そのひとつの例として、きものがあります。
きものは洋服と違うのは、曲線がほとんど無いということです。
洋服は生地をパターンに合わして裁断していきます。
肩のライン、腰のラインに合わして作りますので、出来上がった洋服は直線が無いくらい全体に曲線のラインです。
したがって体の体型にぴったりと合います。
きものの場合は、反物の生地をほとんどと言っていいくらい直線で裁断していきます。出来上がったきものも直線のラインが殆ほとんどです。
着付けも巻きつけて着るので、着付け次第である程度の体型まで着ることが可能です。
したがって、よっぽどじゃない限り、太っても痩せても同じきものを着ることができるのです。
洋服の場合はそうはいきません。
太ってしまったら、ぴちぴちで見苦しいですし、まず入らない場合もある(笑)
もうひとつ、きもののスゴイところは、仕立ての際にほとんど生地を余らさないで、縫いこむことができるのです。
どういうことかと言いますと、糸を解いてまた繋ぎ合わせると元の反物の状態に戻るのです。
という事は、また新たに仕立て直しが可能になります。
もっというと、生地が破れない限り何回でも仕立て直しが可能です。
娘へその妹へ、孫へその孫へ。
最終的にはもちろん生地ですから、破れたり穴が開いたりします。
そのときは、座布団やお布団の生地として再利用します。また巾着やお手玉のような小物へ。

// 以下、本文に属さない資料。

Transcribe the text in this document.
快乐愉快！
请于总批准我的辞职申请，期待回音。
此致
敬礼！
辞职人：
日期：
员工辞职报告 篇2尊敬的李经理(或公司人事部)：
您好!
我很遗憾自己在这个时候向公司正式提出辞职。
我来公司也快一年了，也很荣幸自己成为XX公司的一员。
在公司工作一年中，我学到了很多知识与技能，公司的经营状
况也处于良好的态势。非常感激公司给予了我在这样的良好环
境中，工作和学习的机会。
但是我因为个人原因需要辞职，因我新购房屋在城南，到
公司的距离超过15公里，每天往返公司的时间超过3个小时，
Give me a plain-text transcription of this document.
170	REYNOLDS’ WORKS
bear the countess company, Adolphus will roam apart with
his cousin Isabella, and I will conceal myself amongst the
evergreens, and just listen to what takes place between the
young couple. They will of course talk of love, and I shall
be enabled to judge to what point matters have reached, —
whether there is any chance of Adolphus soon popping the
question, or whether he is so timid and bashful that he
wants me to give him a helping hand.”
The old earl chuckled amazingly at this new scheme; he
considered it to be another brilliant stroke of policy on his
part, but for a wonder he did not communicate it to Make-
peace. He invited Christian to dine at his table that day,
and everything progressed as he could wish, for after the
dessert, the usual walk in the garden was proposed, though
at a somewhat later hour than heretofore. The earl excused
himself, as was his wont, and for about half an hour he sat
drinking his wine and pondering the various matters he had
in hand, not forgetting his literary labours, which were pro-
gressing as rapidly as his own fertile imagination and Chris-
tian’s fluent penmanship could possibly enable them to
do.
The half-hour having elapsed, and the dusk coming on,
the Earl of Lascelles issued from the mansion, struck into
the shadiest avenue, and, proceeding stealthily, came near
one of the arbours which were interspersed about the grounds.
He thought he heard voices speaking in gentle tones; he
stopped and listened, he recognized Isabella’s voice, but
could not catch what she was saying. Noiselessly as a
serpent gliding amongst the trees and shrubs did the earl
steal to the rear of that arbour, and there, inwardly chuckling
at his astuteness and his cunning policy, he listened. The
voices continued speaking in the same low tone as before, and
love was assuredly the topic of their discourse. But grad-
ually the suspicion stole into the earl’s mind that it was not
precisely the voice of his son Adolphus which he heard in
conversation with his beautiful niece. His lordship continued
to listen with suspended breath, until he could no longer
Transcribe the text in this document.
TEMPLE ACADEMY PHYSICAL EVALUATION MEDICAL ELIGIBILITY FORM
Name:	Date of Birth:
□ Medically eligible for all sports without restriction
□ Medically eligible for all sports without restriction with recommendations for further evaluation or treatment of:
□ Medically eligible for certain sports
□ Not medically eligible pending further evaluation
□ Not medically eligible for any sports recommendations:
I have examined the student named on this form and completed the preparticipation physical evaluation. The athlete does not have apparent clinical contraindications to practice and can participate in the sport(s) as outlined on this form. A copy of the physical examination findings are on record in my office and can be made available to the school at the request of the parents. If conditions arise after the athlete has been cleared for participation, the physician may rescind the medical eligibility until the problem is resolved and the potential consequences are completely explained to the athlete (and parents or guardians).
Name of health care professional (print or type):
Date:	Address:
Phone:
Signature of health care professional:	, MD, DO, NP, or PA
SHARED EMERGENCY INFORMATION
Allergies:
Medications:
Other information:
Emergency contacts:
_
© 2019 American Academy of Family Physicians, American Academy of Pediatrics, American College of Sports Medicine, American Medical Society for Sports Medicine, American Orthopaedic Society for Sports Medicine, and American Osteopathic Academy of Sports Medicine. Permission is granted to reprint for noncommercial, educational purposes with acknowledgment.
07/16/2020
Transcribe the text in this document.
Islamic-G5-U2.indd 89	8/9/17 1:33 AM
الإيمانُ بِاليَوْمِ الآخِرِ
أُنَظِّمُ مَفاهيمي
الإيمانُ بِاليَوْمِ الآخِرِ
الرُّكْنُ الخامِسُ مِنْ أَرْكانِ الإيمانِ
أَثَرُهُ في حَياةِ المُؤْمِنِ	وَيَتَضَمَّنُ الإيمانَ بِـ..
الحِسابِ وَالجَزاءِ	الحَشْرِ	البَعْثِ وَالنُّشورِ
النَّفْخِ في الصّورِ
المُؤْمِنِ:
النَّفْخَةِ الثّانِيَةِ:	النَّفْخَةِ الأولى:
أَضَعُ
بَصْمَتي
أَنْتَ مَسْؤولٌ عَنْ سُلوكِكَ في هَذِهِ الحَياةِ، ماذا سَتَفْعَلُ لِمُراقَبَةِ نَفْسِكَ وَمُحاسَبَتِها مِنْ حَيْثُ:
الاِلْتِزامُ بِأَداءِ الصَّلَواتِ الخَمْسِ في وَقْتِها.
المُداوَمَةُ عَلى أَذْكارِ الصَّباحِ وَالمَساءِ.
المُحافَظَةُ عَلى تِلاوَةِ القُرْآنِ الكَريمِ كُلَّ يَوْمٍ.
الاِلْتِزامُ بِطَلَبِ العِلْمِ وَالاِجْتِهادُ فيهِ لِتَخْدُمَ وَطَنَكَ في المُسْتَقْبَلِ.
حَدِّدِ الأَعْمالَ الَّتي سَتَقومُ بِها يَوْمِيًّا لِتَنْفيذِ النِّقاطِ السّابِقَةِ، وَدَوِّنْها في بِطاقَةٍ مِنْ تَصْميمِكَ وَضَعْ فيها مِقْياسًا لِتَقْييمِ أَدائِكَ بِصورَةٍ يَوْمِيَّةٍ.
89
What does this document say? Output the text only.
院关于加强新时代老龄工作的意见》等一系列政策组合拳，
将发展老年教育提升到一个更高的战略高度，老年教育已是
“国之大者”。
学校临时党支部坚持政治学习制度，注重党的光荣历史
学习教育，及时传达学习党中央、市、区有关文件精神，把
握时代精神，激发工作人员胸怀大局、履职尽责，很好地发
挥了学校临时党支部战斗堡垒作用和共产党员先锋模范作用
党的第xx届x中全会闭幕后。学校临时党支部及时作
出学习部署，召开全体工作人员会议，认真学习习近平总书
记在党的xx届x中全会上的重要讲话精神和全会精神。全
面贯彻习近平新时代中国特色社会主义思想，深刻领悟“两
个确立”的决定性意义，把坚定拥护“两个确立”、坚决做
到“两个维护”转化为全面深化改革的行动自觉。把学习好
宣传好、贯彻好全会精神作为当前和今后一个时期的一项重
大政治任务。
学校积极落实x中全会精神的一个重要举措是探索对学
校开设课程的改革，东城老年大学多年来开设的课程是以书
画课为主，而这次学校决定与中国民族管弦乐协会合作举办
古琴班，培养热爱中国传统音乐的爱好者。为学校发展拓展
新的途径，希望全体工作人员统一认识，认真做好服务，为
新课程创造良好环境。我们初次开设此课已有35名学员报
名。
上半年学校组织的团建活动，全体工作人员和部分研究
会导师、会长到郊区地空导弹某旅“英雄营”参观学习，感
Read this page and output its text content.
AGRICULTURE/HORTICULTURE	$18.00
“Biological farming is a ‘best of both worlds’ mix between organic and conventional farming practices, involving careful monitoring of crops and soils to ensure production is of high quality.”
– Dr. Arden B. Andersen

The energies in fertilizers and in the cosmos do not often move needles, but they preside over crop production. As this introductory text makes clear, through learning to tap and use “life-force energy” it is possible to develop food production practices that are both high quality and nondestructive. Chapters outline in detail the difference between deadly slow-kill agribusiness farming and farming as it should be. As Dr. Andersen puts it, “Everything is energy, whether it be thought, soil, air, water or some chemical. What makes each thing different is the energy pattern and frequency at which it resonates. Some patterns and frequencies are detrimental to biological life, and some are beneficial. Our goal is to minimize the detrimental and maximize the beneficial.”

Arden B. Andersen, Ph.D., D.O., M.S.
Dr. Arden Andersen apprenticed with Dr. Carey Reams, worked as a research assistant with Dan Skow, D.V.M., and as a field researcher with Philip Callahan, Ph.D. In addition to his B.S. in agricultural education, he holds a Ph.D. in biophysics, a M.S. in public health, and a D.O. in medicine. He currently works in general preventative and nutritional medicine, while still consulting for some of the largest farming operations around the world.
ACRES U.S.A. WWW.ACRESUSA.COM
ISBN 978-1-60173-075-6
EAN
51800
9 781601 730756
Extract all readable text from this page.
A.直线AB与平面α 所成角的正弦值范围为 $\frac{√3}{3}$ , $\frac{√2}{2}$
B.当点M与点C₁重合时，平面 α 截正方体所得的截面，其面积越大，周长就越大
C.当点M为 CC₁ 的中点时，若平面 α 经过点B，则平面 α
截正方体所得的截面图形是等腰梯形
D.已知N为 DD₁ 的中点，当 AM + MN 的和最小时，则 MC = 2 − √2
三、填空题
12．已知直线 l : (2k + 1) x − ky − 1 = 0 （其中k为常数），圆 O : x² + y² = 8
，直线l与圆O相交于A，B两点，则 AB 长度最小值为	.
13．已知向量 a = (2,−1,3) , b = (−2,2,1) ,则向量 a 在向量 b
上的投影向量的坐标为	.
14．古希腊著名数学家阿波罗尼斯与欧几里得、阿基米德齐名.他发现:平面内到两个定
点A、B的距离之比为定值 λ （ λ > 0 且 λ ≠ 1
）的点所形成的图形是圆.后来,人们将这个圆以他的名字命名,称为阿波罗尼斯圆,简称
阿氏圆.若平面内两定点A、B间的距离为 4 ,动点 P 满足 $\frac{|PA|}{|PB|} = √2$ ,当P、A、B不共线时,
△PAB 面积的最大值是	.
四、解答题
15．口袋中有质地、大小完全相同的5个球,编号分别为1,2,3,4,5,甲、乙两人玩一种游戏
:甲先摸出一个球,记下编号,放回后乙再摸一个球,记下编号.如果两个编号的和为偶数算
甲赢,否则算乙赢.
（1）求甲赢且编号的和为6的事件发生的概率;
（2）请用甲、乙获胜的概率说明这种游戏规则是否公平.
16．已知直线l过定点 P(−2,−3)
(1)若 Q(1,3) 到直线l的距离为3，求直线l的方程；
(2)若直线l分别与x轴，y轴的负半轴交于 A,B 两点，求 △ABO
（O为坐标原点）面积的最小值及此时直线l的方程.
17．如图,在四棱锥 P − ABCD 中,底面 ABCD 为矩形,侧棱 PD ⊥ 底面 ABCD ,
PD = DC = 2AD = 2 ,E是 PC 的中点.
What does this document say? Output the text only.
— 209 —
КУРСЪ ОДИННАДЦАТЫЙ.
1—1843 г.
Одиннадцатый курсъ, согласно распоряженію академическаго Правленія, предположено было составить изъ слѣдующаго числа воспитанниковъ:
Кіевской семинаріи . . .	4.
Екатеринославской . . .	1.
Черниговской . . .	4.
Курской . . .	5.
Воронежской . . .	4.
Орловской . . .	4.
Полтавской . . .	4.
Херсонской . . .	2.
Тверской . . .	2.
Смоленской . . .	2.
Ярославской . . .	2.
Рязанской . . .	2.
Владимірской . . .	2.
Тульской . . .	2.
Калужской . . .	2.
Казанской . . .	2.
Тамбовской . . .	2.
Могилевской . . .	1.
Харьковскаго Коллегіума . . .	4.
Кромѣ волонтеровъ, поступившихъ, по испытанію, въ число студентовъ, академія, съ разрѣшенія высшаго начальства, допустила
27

なんというエコでしょう。捨てることなんて絶対無いのです。
反物から始まって、また反物に戻る。1からはじまって、また1に戻る。
1として使えなくなっても、違う1になる。
最近は1からはじまっても1に戻らない物があふれている気がします。
木を切ったら木を植える。
稲を刈り取ったら、田んぼを休ます。
ずっと長い間使えるようにさまざまな工夫をしてきた、
日本文化を我々は失くしてはならないと、ボクはそう思います。